The Woody Swamp: Benedict's Silent Revolution
- Fr Mark Kenny
- 2 days ago
- 2 min read
I was intrigued when it was suggested that I might write a blog post on a quote from Pope Paul VI's Letter Pacis Nuntius: 'Benedict changed the world through the cross, the book and the plough.' For Pope Paul, the three symbols of cross, book, and plough represented the key elements of the Benedictine contribution to European civilization.
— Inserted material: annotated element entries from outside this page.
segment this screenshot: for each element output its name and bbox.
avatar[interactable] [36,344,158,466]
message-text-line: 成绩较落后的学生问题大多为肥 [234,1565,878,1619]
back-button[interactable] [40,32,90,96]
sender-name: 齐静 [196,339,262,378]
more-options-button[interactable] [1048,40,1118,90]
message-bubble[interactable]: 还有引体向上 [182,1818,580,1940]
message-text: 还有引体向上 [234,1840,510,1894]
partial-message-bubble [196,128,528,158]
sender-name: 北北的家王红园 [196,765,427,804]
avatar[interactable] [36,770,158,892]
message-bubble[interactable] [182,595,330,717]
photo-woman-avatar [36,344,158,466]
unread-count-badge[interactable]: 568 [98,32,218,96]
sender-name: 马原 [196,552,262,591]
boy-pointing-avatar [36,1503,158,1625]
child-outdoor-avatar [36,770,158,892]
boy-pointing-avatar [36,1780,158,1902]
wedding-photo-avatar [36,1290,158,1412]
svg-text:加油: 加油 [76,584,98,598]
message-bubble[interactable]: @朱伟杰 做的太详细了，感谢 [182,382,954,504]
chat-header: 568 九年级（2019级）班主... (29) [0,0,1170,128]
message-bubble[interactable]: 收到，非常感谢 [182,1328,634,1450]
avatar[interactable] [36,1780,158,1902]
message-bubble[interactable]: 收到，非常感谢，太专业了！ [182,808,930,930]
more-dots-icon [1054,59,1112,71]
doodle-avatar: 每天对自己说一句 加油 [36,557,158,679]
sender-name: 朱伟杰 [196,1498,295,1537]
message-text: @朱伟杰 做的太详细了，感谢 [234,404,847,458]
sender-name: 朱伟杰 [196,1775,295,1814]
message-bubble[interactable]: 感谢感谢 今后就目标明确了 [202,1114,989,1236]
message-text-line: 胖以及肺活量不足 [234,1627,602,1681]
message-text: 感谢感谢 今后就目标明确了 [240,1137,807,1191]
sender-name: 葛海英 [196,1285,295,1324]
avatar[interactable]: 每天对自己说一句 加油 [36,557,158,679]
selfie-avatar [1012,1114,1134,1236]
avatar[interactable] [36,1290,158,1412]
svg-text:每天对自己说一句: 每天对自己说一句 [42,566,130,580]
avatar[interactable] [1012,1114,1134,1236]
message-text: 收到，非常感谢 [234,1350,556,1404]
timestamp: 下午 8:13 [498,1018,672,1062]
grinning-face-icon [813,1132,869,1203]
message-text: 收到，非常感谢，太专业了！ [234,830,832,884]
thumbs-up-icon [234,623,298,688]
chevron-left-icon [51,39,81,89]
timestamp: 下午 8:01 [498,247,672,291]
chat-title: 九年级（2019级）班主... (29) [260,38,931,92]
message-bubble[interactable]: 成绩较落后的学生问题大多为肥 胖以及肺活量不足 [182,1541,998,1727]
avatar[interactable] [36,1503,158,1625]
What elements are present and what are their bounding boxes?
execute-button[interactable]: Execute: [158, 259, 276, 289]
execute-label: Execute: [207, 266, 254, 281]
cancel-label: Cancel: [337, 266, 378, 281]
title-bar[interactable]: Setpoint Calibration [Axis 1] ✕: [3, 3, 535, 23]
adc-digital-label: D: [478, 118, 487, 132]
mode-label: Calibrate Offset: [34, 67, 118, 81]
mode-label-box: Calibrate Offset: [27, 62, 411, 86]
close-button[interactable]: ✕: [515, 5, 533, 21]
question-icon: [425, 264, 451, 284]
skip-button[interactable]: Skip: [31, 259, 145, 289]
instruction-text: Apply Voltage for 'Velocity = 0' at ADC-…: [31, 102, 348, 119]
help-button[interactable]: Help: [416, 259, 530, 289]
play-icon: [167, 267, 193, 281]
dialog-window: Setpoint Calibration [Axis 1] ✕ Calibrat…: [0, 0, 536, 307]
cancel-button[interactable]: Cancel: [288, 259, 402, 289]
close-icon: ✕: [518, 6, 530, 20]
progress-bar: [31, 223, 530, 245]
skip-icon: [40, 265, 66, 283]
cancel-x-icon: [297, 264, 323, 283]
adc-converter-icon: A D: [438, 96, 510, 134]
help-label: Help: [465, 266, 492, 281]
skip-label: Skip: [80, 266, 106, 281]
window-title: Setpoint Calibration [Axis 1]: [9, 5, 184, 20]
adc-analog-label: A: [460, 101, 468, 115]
This quote reminded me of an earlier quote from Cardinal Newman's essay The Mission of Saint Benedict, where he writes of the early Benedictines in this way: 'Silent men were observed about the country, or discovered in the forest, digging, clearing, and building; and other silent men, not seen, were sitting in the cold cloister, tiring their eyes and keeping their attention on the stretch, while they painfully copied and recopied the manuscripts which they had saved. There was no one who contended or cried out, or drew attention to what was going on, but by degrees the woody swamp became a hermitage, a religious house, a farm, an abbey, a village, a seminary, a school of learning and a city.'

It is a wonderful piece of writing, and my eyes especially alighted on two images as I pondered in the spirit of an act of lectio divina. The first was the phrase 'the woody swamp became'. What did it become, this woody swamp, but a litany of things, each possibly building on the other, and becoming ever deeper and richer? As I read it, I wondered about my own 'woody swamp'—not a physical place somewhere out there, but a spiritual place within. What might God be inviting me, inviting each one of us, to do during this St. Benedict's Week with our woody swamps? What fertile ground is waiting to be discovered beneath all the messiness of our lives, the things that we seek to hide, the things that are apparently useless, and yet could become interior hermitages, religious homes, schools of learning?

The second phrase that drew my attention was 'silent men', all engaged in a range of activities that Pope Paul sums up in cross, book and plough. For me, the important word, though, is that of silence. It denotes something of the contemplative nature of the Benedictine life, something of that listening charism which is bound up with the vow of obedience. Obedience, with its Latin etymology of 'hearing forward'—a really rich image associated with submission to something bigger, something deeper, to God. Could this be the tool that we all need to help us clear our woody swamps? Might it be in the silence of prayer that we somehow are able to cooperate with a movement of the Spirit within, which clears the ground so that God might do a new work within us? I hope so. I want to believe so as I spend time most days in some form of silent meditation.
So, happy St. Benedict's Week everyone! I hope that there is much to celebrate, but also space for silent men and women to begin to grow something new within and without, to the glory of God.